A second thing media companies could have done was offer services to better promote local small businesses. People could have used the local large media news site to look up what businesses are in town that offer, say, cake baking services, for instance. That way, the media companies could have really ingrained with the small business crowd and served the communities they operated in. At best, I’ve seen these companies offer simple advertising for those who had the cash to pay (which, in that model, could still be offered and businesses would have an incentive to use such services). Instead, many of these companies chose to chase the larger businesses and monopolies while leaving many of these small businesses behind.

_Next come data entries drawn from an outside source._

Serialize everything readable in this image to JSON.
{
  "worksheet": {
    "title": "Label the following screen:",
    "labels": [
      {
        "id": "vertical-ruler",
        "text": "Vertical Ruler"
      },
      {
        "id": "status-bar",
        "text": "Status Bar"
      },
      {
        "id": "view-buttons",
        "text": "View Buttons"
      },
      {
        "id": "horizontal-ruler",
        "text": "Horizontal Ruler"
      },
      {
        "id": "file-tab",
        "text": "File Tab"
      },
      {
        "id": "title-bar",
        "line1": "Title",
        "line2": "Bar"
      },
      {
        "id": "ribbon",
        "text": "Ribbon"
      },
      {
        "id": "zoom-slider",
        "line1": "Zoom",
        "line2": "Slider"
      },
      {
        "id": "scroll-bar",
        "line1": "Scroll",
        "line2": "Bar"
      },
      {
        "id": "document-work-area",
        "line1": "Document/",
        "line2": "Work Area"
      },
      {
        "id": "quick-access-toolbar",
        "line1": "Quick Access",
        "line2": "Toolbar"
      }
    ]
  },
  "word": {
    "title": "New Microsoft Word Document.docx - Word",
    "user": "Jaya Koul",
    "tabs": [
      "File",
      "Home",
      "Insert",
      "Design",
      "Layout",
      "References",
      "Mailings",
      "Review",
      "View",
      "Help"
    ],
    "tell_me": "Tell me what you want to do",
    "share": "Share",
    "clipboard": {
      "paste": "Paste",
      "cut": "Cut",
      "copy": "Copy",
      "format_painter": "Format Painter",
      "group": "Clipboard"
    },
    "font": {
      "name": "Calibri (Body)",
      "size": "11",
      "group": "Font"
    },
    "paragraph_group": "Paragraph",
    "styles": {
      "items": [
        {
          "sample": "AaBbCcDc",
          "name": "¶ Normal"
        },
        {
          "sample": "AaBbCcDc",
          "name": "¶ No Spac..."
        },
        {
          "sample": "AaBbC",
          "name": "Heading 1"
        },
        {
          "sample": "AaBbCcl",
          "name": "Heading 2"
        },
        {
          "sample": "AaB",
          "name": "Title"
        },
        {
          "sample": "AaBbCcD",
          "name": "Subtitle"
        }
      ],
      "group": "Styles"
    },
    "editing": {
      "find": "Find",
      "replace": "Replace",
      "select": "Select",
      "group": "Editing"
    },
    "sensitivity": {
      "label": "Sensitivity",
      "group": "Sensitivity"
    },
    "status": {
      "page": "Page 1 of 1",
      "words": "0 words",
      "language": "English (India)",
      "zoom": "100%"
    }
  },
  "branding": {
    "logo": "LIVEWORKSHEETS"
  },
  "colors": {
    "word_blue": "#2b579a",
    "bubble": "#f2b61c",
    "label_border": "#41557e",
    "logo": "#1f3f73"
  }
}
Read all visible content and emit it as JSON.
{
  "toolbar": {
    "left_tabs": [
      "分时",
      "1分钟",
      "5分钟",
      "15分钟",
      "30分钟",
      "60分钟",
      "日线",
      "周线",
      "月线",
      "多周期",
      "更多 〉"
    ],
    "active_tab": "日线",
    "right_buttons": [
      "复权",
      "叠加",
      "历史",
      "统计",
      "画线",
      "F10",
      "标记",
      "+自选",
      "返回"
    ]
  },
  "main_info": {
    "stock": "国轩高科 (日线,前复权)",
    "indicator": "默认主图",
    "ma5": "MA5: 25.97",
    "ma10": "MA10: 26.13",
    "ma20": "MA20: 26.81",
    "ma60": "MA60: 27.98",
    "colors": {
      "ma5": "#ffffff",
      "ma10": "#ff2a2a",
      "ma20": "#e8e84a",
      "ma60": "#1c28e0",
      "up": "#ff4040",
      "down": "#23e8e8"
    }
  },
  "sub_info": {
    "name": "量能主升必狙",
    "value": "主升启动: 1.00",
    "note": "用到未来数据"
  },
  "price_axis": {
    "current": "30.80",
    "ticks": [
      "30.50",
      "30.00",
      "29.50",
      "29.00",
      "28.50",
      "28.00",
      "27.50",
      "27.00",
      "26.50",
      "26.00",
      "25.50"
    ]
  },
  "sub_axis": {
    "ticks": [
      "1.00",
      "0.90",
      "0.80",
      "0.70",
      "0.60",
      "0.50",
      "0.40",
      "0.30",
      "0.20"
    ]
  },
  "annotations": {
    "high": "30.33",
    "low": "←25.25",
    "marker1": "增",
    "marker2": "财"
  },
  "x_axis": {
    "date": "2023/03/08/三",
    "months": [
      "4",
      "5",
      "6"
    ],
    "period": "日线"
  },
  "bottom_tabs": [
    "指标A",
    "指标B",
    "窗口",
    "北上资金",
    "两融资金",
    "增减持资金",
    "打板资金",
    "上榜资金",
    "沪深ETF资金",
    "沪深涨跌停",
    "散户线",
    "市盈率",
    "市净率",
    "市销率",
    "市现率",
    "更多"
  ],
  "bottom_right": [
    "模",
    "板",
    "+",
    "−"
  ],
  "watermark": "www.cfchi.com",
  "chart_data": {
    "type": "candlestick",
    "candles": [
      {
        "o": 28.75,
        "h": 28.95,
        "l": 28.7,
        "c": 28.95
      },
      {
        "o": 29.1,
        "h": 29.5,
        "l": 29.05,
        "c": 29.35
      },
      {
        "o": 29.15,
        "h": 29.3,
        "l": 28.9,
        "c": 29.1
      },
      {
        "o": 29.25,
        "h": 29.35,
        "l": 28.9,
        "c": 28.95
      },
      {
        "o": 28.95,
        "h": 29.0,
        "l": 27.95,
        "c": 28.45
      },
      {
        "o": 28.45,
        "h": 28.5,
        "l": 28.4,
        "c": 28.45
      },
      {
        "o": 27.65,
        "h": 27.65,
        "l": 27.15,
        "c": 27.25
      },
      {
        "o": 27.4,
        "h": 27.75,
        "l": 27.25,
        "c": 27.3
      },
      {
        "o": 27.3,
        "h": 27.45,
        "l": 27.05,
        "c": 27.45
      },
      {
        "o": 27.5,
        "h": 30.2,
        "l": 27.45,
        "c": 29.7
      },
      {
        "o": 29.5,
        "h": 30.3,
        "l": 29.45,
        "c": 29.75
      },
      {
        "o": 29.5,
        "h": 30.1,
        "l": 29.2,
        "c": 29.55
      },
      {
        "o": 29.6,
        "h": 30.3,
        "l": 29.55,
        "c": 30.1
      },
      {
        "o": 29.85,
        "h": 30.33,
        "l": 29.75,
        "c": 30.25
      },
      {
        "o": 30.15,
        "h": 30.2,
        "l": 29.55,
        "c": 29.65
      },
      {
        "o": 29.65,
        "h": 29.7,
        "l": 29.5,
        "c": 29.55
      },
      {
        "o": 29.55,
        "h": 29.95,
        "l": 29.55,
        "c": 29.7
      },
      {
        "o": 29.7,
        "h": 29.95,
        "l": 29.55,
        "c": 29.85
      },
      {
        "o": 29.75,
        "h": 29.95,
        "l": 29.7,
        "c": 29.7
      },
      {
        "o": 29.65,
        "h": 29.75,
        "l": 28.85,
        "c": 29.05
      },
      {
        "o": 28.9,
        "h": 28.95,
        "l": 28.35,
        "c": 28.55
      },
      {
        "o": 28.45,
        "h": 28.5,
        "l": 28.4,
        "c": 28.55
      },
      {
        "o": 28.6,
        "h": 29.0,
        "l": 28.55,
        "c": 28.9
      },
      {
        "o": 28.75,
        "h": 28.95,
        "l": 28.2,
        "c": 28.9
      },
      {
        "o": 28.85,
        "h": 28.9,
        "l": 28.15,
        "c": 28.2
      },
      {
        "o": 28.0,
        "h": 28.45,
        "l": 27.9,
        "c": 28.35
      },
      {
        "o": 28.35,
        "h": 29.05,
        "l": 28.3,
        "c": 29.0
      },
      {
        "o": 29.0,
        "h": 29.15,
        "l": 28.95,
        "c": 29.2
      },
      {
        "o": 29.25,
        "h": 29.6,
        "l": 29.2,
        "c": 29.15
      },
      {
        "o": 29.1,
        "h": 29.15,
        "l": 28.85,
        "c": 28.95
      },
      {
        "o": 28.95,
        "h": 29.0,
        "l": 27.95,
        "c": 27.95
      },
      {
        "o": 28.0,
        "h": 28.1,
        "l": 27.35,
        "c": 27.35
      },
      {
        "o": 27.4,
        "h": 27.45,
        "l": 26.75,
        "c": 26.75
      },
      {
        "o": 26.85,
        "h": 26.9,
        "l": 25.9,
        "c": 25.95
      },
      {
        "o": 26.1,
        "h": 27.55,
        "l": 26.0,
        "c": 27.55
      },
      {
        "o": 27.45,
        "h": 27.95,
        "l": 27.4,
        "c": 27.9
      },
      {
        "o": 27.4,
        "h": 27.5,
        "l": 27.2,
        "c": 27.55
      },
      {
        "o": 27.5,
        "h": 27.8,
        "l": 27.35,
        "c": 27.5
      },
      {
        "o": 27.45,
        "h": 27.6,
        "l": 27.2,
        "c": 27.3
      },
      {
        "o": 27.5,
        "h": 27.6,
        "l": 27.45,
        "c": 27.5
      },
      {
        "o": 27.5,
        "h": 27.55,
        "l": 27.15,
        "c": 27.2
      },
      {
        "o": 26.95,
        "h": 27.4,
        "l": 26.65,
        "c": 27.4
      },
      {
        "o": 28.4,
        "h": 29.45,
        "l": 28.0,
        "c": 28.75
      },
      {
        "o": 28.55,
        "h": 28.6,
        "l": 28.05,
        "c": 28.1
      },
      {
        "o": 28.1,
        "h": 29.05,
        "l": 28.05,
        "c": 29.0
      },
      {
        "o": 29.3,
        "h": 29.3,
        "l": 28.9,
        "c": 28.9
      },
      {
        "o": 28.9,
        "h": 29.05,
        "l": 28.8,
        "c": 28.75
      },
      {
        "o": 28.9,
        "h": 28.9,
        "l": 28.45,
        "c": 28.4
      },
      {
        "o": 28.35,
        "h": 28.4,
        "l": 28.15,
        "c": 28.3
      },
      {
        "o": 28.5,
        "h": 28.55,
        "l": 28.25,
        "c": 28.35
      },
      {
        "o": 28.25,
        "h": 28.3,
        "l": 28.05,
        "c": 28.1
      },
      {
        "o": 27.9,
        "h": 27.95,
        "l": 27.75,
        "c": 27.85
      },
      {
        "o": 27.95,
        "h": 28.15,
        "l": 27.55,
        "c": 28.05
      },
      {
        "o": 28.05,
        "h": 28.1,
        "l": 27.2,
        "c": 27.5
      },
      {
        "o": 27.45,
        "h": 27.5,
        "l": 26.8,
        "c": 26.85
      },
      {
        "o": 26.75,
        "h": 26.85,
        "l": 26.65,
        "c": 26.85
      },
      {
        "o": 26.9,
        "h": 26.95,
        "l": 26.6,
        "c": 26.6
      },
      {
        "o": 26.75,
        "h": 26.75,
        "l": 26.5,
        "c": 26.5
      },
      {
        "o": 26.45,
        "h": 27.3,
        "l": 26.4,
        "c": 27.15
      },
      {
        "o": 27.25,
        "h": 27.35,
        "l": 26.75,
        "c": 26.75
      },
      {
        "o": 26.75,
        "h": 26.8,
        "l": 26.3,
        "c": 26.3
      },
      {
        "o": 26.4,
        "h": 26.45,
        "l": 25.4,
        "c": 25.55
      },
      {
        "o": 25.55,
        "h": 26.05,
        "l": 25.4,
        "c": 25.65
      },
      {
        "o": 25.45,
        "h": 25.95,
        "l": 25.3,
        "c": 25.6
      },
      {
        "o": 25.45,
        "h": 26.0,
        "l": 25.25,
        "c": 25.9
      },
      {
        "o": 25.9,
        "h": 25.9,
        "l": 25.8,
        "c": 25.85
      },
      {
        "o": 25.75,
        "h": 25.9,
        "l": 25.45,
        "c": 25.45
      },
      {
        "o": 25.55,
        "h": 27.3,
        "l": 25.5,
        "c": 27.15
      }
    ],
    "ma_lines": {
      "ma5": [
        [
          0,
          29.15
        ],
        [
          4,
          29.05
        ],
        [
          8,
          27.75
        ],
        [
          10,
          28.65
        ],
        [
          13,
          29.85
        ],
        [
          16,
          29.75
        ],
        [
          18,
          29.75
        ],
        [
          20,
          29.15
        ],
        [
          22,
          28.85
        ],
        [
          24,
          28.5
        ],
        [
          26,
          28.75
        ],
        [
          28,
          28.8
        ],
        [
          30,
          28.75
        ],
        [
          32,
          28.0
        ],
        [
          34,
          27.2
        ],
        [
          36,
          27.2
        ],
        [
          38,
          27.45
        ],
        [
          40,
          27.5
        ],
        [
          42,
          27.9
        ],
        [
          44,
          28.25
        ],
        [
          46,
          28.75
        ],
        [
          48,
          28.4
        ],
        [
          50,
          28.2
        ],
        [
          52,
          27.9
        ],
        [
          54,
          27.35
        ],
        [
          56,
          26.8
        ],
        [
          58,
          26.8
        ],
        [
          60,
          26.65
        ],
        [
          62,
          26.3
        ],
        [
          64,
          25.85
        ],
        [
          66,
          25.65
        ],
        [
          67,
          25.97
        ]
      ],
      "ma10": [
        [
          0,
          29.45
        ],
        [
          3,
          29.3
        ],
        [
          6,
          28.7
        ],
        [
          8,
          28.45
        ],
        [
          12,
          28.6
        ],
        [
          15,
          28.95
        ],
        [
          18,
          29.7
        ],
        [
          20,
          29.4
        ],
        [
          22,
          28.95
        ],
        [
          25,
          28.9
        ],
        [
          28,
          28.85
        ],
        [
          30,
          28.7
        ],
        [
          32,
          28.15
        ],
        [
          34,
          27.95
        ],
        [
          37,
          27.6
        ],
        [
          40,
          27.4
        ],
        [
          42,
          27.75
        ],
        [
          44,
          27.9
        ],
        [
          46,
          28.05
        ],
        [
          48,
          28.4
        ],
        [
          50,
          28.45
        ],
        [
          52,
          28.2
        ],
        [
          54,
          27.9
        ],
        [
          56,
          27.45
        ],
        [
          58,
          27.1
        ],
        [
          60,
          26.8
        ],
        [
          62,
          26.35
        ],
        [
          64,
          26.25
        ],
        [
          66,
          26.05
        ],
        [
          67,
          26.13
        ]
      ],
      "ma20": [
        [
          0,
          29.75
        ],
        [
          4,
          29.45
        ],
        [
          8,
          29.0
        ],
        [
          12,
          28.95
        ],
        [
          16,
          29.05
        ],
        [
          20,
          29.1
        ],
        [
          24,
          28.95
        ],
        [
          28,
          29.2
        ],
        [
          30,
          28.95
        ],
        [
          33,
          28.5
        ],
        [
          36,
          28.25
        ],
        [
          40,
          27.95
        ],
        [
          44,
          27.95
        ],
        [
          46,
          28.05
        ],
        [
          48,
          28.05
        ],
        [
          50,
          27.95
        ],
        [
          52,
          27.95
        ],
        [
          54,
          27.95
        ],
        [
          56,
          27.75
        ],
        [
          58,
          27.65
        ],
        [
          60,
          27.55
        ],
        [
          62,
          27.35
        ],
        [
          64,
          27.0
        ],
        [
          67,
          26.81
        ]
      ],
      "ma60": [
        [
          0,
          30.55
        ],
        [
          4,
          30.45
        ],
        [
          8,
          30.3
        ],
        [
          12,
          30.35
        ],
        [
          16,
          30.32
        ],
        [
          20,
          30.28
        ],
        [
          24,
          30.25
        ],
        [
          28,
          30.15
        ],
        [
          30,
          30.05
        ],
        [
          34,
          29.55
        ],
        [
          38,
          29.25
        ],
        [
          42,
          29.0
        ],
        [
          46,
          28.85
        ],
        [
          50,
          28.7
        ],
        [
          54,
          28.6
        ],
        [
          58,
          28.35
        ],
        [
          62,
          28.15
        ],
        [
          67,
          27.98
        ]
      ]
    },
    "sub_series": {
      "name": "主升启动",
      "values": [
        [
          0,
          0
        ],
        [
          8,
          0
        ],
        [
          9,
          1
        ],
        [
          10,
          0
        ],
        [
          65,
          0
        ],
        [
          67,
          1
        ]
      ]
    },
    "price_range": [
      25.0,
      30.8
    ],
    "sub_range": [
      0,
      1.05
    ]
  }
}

Third, when social media was taking hold such as YouTube, media companies could’ve added on to their roster by, say, offering video streaming specific programs early on and establish a presence on such platforms. The media companies, instead, chose to either ignore those platforms entirely or, at best, post up recordings of their broadcast with little to no strategy on how to promote and grow that part of their business. The CBC has jumped onto this VERY late in the game and only started doing this recently, motivated by their lack of presence on Meta platforms.
Fourth (and this builds onto the third point), media companies could have also integrated premium content for anyone who wants to subscribe with their online presence by banding together and creating their own platform for video, audio, and written content. Offer a monthly fee to access all the content from the likes of CBC, CTV, Global, and others. The free component of establishing a presence on these other platforms that is specifically made for the platforms could very easily get audiences into consuming that content and pointing out this additional content on such a premium service. It’s somewhat similar to creators who use Patreon, but in a modified form.
Playing along with the technological realities of the day would’ve saved the media companies a LOT of headache in the long run. Instead, they chose to view anything internet (apart from their own “app” or website) as an opponent that needs to be fought against. There may well be time for the media companies to finally get on board with the reality of the internet being a big part, but it’s going to take a lot to right that ship at this point – especially with the mess they created with the Online News Act. Unfortunately, all I see are executives who look at ideas like these and responding with “well, that would cost time and money and we have no interested in doing risky things like that.”